Voting-rights advocates and election-security specialists say systems that rely only on public records tend to generate lots of false positives and relatively few solid leads, while also tempting volunteers to dig for sensitive personal details to “prove” someone is ineligible. Legal and privacy concerns have been raised by watchdog groups and policy advisers who warn that counties could be swamped with inaccurate challenges and exposed to new liability if third-party lists are treated as authoritative, as outlined by American Oversight.

Where the pitches have landed

Emails and pitch documents show outreach or demonstrations in Missouri, North Carolina and Rhode Island, with staff at North Carolina’s state elections office agreeing to “witness” a demo, according to local reporting from NC Newsline. Attendees at election-integrity gatherings in Washington, D.C., have also described walk-throughs of the county-focused software.

What officials say and what's next

Richards III has said he and his father plan to present both programs to the Georgia State Election Board, and NBC News reviewed a screen recording posted to Telegram that shows Elly clicking through voter rolls and flagging extremely high shares of recent registrations as incomplete or in error. Election officials who previously evaluated EagleAI described it as inaccurate, and Columbia County, Georgia, ended its EagleAI contract in 2025, a cautionary episode detailed by Documented.

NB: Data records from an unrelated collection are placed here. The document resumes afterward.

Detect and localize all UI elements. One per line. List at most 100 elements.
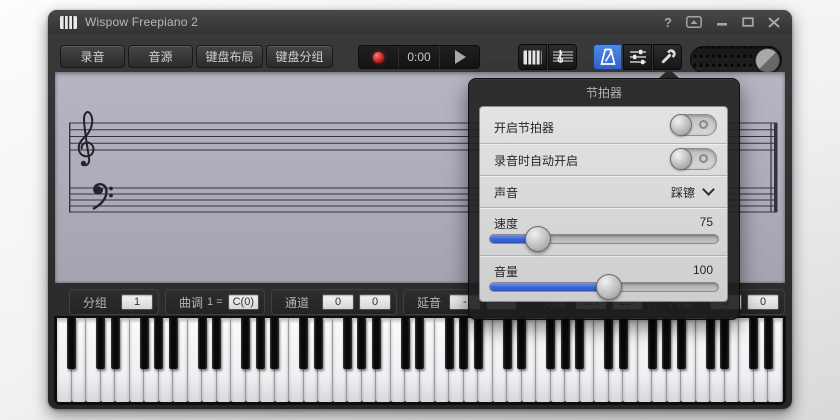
piano-black-key[interactable]	[400, 318, 410, 369]
piano-black-key[interactable]	[270, 318, 280, 369]
sustain-label: 延音	[417, 295, 442, 310]
piano-black-key[interactable]	[168, 318, 178, 369]
piano-black-key[interactable]	[705, 318, 715, 369]
sound-label: 声音	[494, 186, 519, 200]
settings-button[interactable]	[653, 44, 682, 70]
piano-black-key[interactable]	[342, 318, 352, 369]
piano-black-key[interactable]	[763, 318, 773, 369]
toggle-thumb	[670, 148, 692, 170]
enable-metronome-label: 开启节拍器	[494, 121, 555, 135]
group-field[interactable]: 1	[121, 294, 153, 310]
piano-black-key[interactable]	[110, 318, 120, 369]
channel-field-right[interactable]: 0	[359, 294, 391, 310]
piano-black-key[interactable]	[299, 318, 309, 369]
piano-black-key[interactable]	[546, 318, 556, 369]
musical-score-icon	[552, 49, 573, 63]
play-icon	[455, 50, 467, 64]
piano-black-key[interactable]	[67, 318, 77, 369]
minimize-to-tray-icon[interactable]	[686, 14, 702, 30]
treble-clef-icon	[77, 111, 95, 167]
enable-metronome-toggle[interactable]	[670, 114, 717, 136]
piano-black-key[interactable]	[618, 318, 628, 369]
piano-black-key[interactable]	[517, 318, 527, 369]
piano-black-key[interactable]	[313, 318, 323, 369]
piano-app-icon	[60, 15, 77, 29]
volume-row: 音量 100	[480, 256, 727, 303]
piano-black-key[interactable]	[241, 318, 251, 369]
time-display: 0:00	[398, 46, 438, 68]
volume-knob[interactable]	[755, 48, 780, 73]
piano-black-key[interactable]	[154, 318, 164, 369]
piano-black-key[interactable]	[139, 318, 149, 369]
piano-black-key[interactable]	[647, 318, 657, 369]
piano-black-key[interactable]	[415, 318, 425, 369]
volume-slider-thumb[interactable]	[595, 274, 622, 300]
play-button[interactable]	[438, 46, 479, 68]
piano-black-key[interactable]	[604, 318, 614, 369]
transport-controls: 0:00	[358, 45, 480, 69]
speed-row: 速度 75	[480, 208, 727, 256]
volume-slider-fill	[490, 283, 609, 291]
piano-black-key[interactable]	[444, 318, 454, 369]
sound-row[interactable]: 声音 踩镲	[480, 176, 727, 208]
window-title: Wispow Freepiano 2	[85, 15, 198, 29]
window-controls: ?	[664, 14, 780, 30]
key-label: 曲调	[179, 295, 204, 310]
piano-black-key[interactable]	[459, 318, 469, 369]
toolbar: 录音 音源 键盘布局 键盘分组 0:00	[48, 34, 792, 73]
help-button[interactable]: ?	[664, 14, 672, 30]
popup-body: 开启节拍器 录音时自动开启 声音 踩镲 速度 75 音量 100	[479, 106, 728, 302]
keyboard-layout-button[interactable]: 键盘布局	[196, 45, 263, 68]
piano-mode-button[interactable]	[518, 44, 547, 70]
piano-black-key[interactable]	[255, 318, 265, 369]
sound-value: 踩镲	[670, 186, 695, 200]
piano-black-key[interactable]	[676, 318, 686, 369]
auto-start-label: 录音时自动开启	[494, 154, 579, 168]
key-setting: 曲调 1 = C(0)	[165, 289, 265, 315]
minimize-button[interactable]	[716, 14, 728, 30]
popup-title: 节拍器	[585, 86, 622, 100]
metronome-popup: 节拍器 开启节拍器 录音时自动开启 声音 踩镲 速度 75 音量 100	[468, 68, 740, 320]
piano-black-key[interactable]	[371, 318, 381, 369]
piano-black-key[interactable]	[473, 318, 483, 369]
channel-field-left[interactable]: 0	[322, 294, 354, 310]
piano-keyboard[interactable]	[57, 318, 783, 402]
metronome-button[interactable]	[593, 44, 622, 70]
piano-black-key[interactable]	[560, 318, 570, 369]
volume-slider[interactable]	[489, 274, 719, 300]
octave-field-right[interactable]: 0	[747, 294, 779, 310]
close-button[interactable]	[768, 14, 780, 30]
metronome-icon	[599, 48, 616, 65]
piano-black-key[interactable]	[749, 318, 759, 369]
score-mode-button[interactable]	[548, 44, 577, 70]
channel-setting: 通道 0 0	[271, 289, 397, 315]
group-label: 分组	[83, 295, 108, 310]
maximize-button[interactable]	[742, 14, 754, 30]
key-field[interactable]: C(0)	[227, 294, 259, 310]
keyboard-group-button[interactable]: 键盘分组	[266, 45, 333, 68]
speed-slider-thumb[interactable]	[524, 226, 551, 252]
piano-black-key[interactable]	[212, 318, 222, 369]
sound-source-button[interactable]: 音源	[128, 45, 193, 68]
toggle-off-mark	[699, 120, 708, 129]
record-menu-button[interactable]: 录音	[60, 45, 125, 68]
enable-metronome-row: 开启节拍器	[480, 107, 727, 144]
auto-start-toggle[interactable]	[670, 148, 717, 170]
sliders-icon	[629, 49, 646, 65]
piano-black-key[interactable]	[662, 318, 672, 369]
piano-black-key[interactable]	[502, 318, 512, 369]
speed-slider[interactable]	[489, 226, 719, 252]
keyboard-frame	[54, 316, 786, 405]
volume-label: 音量	[494, 265, 519, 279]
piano-black-key[interactable]	[720, 318, 730, 369]
piano-keys-icon	[523, 50, 542, 64]
midi-controls-button[interactable]	[623, 44, 652, 70]
channel-label: 通道	[285, 295, 310, 310]
piano-black-key[interactable]	[575, 318, 585, 369]
key-prefix: 1 =	[207, 296, 223, 308]
piano-black-key[interactable]	[96, 318, 106, 369]
piano-black-key[interactable]	[357, 318, 367, 369]
auto-start-row: 录音时自动开启	[480, 144, 727, 176]
record-button[interactable]	[359, 46, 398, 68]
piano-black-key[interactable]	[197, 318, 207, 369]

What this means for voters

For now, local election offices remain the gatekeepers. Any lists produced by outside tools still have to be vetted before they are used to contact or challenge voters, and administrators warn that noisy, mass-generated leads could translate into hours of extra work for already stretched county staff. Voter advocates and watchdogs argue that states should demand transparent data practices, independent validation and clear legal guardrails before relying on outsider-built systems to influence voter list maintenance, a point underscored in American Oversight's coverage of ERIC alternatives.